About the middle sister, the “Fourteen-Year-Old Dancer,” surprisingly little is known: mostly that, besides being a rat, she could eke out an only somewhat better wage from Degas and other artists. Because she had to do that, she missed many rehearsals or performances, was often exposed to the severe dance director’s cane, and was finally fired. Here is a characteristic passage from Laurens, otherwise known as a novelist:

Her corset and tutu were worn, her hand-me-down cotton slippers were misshapen and had been repaired twenty times already. Her feet were often bloody and her poorly tended sores infected. When she arrived home at the tiny apartment she shared with her family, there was no running water. She couldn’t wash her sweaty body until the concierge saw fit to bring water, unless she went back downstairs herself, got in line at the water pump, and lugged the bucket back to the apartment without spilling. The public baths were expensive, and she could barely afford them once a month.

Marie was slight, wispy, and flat-chested, and because Degas fancied himself a naturalist, he made her unpretty, endowed with features such as a sloping forehead, equated by the pseudoscience of the time with criminality. Regularly statues are fashioned of wax and plaster, from which later on bronze or marble casts are made. Degas however kept his dancer waxen, with that unhealthy coloring, but bedizened with real ribbons, bodice, tutu, and slippers, and so exhibited her at the Salon des Indépendants of 1891 in a protective glass cage.

She struck both the critics and the spectators with revulsion or terror, and was compared to a monkey or an Aztec, at the very least guilty of supposed prostitution. Degas, annoyed, never exhibited her again, and refused her to potential buyers. He was nevertheless fond enough of her to keep her displayed in his studio. It was only after his death that some twenty bronze casts were made, landing in many of the world’s most distinguished museums.

Laurens has amassed and perhaps partly invented an elaborate account of Degas’s arriving at his model’s somewhat odd posture, which she was obliged to hold painfully for hours. He could never even spell her name correctly, and she herself remained barely able to read and write. A final appearance in the story as member of the sisterly trio on the platform for Antoinette’s trip back to Belgium is the last we know of Marie.
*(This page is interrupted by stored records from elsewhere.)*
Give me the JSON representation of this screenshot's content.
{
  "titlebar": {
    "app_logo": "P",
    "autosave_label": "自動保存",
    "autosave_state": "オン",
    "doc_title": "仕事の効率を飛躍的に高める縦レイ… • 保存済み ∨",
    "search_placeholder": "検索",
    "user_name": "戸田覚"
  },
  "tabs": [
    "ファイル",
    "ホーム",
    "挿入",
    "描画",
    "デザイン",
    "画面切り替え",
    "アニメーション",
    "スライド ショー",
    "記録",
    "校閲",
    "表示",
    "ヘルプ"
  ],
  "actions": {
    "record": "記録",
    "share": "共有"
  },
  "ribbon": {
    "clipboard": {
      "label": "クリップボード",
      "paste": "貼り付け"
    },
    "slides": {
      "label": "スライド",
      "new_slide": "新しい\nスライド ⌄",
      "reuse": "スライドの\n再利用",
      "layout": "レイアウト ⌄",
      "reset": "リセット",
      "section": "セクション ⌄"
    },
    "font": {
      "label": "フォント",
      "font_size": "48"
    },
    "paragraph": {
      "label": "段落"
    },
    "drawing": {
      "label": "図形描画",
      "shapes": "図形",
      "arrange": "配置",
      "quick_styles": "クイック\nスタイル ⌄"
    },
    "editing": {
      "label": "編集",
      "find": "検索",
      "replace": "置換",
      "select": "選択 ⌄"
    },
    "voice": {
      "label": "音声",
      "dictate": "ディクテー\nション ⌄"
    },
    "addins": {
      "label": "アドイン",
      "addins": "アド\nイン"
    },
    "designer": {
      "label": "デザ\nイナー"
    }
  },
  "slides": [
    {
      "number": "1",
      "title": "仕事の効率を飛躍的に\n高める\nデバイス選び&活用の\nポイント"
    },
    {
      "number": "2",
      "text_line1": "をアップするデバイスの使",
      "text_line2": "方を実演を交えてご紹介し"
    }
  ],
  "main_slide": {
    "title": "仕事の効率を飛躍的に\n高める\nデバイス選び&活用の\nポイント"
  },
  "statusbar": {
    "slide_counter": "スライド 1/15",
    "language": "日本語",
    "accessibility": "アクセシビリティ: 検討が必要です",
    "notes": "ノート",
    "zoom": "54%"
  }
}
The book goes on with ever more speculation; it is quite a tale woven from sundry more or less factual accounts, observations, and lively conjectures plentifully cited in Laurens’s narrative. Gradually, the story shifts to the author’s grandmother, who may have crossed Marie in the street, as well as to Laurens’s reconstructions of the Paris that Marie must have seen and been, however infinitesimally, a part of. The author has tracked down numerous living van Goethems, none of whom has even heard of Marie. We, on the contrary, after reading the short but absorbing Little Dancer Aged Fourteen, may well feel a kinship with the little rat, who surely never dreamt of the immortality that has been conferred upon her.